Je viens d'ailleurs de signer un protocole d'accord avec France Télécom pour tester la faisabilité d'un portail Internet dédié à la formation professionnelle qui aurait vocation à regrouper l'ensemble des sites qui offrent des services dans ce domaine, à commencer par ceux des institutions qui dépendent du ministère du travail - je pense notamment à Centre inffo dont la mission principale est l'information sur la formation et à Agorena dont la mission est principalement d'informer les professionnels et le grand public sur la gamme des outils de formation ouverte et à distance existant.
Mais il nous faut agir également dans le domaine de l'aptitude au maniement de l'outil Internet, qui ne va pas de soi pour une large part de la population adulte. C'est pourquoi, dans le cadre du plan d'action gouvernemental pour la société de l'information, il a été' décidé que les formations destinées aux demandeurs d'emploi, financées par l'Etat, comporteraient obligatoirement un module d'initiation à internet. L'AFPA a créé un module de formation de 14 heures en libre accès, à l'issue duquel le stagiaire peut obtenir un certificat de navigation sur internet.
Enfin le gouvernement s'attache à adapter le cadre réglementaire de la formation professionnelle à cette réalité nouvelle que constitue le développement rapide des formations ouvertes et à distance L'unité de mesure traditionnelle en matière de formation, c'est le stage, accompli en groupe et en présence d'un formateur. Une des dispositions du volet formation du projet de loi de modernisation sociale prévoit précisément la prise en compte de ces modalités nouvelles de formation dans Les entreprises. Nous sommes également en train d'adapter les textes qui régissent la commande publique de formation.
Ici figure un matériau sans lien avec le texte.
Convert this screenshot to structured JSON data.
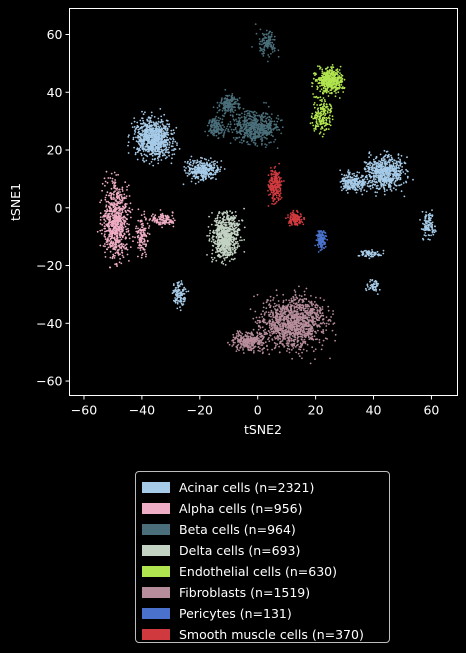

Cette adaptation des textes était nécessaire. Mais il importe également que les partenaires sociaux intègrent cette réalité nouvelle dans la négociation qu'ils ont engagée en décembre dernier sur la formation professionnelle. Dans leur recherche de mise en place d'un accès individuel à un droit collectif à la formation, ils devront nécessairement tenir compte de l'émergence de modalités de formations qui bousculent la césure traditionnelle entre formation dans le temps de travail et formation sur le temps personnel. De plus en plus, les salariés exprimeront leurs attentes en terme de ressources auxquelles ils ont accès pour se former et pour faire valider leurs acquis plutôt qu'en terme d'inscription à un stage. C'est tout ce paysage qui bouge sous l'effet du développement du e-learning. Tous les acteurs qui concourent au fonctionnement de notre système de formation s'efforcent d'accompagner cette mutation dont je ne peux que redire en terminant cette intervention de clôture de cette conférence des ECHOS à quel point elle constitue un bouleversement de fonds de nos pratiques et de notre regard même sur la formation.